Geoffrey Crothall, the communications director at the China Labor Bulletin, said that while these were very encouraging signs, the labor movement in China still lacked a long-term and well-established mechanism to resolve labor disputes through peaceful negotiation.

"At the moment, if workers have grievances they still pretty much have no option but to simply go out on strike and force management to at least listen to their demands," said Crothall.

Crothall said that the Communist Party-sanctioned nationwide labor union has largely been a bystander in labor disputes.

"They have made some attempts to be more actively, and more positively involved over the last couple of years in the local level, in Shenzhen and Guangzhou," he said. "But generally, it is still the case that the workers are on one side, managers are on another, and the trade union is on the sideline looking in."

The All China Federation of Trade Unions is the only organization permitted to represent workers in China. The group is responsible for overseeing workers' rights, but often has been accused of failing to act on its members' behalf.

The union has a wide presence in state-owned companies, and has established branches in private and foreign companies operating in China as well.

Liu Erduo, associate professor at the School of Labor and Human Resources at Beijing's Renmin University said that, while trade unions within state-owned companies were not likely to change the way they managed workers, progress was likely to happen within private firms.

"The nature of trade unions in non-state companies might vary in the future," said Liu. “Unions might be able to be more independent in their management, and as a result there might be a trend towards a variety of forms in social movement by workers, collective bargaining, as well as management of disputes between workers and employers."

In 2008, China passed a far-reaching labor law that granted increasing contractual rights to workers, and enhanced the role of unions in negotiating wages and working conditions. Many local NGOs have been able to use the law as a tool to educate workers about their rights, as well as push companies to grant employees better deals.

Crothall said that NGOs and worker activists were now doing the job that the official trade unions should be doing.
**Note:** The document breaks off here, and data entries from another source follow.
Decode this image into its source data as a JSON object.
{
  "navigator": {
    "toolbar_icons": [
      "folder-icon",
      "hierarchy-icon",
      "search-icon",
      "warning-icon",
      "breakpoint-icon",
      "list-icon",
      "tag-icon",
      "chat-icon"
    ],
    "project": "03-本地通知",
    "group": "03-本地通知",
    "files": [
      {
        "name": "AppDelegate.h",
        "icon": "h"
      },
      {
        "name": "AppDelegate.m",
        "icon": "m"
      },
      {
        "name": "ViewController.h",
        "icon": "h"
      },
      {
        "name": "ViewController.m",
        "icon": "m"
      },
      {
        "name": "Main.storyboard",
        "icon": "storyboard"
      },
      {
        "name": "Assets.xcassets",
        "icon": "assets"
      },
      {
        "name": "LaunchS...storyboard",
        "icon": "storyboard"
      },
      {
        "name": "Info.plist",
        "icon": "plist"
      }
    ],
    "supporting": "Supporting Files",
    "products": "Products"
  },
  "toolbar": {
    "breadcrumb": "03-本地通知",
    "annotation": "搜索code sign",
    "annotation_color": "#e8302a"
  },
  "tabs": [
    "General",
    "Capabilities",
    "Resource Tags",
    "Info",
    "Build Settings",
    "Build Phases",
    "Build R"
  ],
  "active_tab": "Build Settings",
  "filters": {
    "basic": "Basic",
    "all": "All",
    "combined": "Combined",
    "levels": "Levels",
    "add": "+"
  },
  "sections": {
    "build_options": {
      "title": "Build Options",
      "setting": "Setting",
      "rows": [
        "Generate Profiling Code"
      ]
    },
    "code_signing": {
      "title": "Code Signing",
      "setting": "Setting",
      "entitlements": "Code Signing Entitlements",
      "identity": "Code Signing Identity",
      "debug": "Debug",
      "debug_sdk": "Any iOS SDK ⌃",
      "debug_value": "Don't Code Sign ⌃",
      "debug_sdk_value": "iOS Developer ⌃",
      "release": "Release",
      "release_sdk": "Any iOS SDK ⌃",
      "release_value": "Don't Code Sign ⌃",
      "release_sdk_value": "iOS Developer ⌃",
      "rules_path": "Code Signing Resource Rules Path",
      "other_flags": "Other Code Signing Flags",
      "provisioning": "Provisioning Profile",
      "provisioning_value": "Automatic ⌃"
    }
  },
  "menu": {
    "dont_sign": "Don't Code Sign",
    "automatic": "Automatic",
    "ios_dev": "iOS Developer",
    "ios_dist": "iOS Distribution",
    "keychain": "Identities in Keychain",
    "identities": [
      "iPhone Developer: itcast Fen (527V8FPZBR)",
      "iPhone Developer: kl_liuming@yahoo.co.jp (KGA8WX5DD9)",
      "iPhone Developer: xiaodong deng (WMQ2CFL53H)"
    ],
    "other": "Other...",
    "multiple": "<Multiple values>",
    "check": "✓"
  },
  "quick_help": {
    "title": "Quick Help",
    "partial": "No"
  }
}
"Ultimately the ideal solution is for worker activists to actually get involved in the official trade union, either through election at the factory level, and really act as proper union and workers representatives in the workplace," said Crothall.

The continuing slowdown in China's economy is likely to spur more discontent as more companies are forced to relocate, or are not able to fulfill their contractual promises.

In the first four months of 2013, the China Labor Bulletin recorded 201 cases of labor disputes, almost double the number during the same period last year.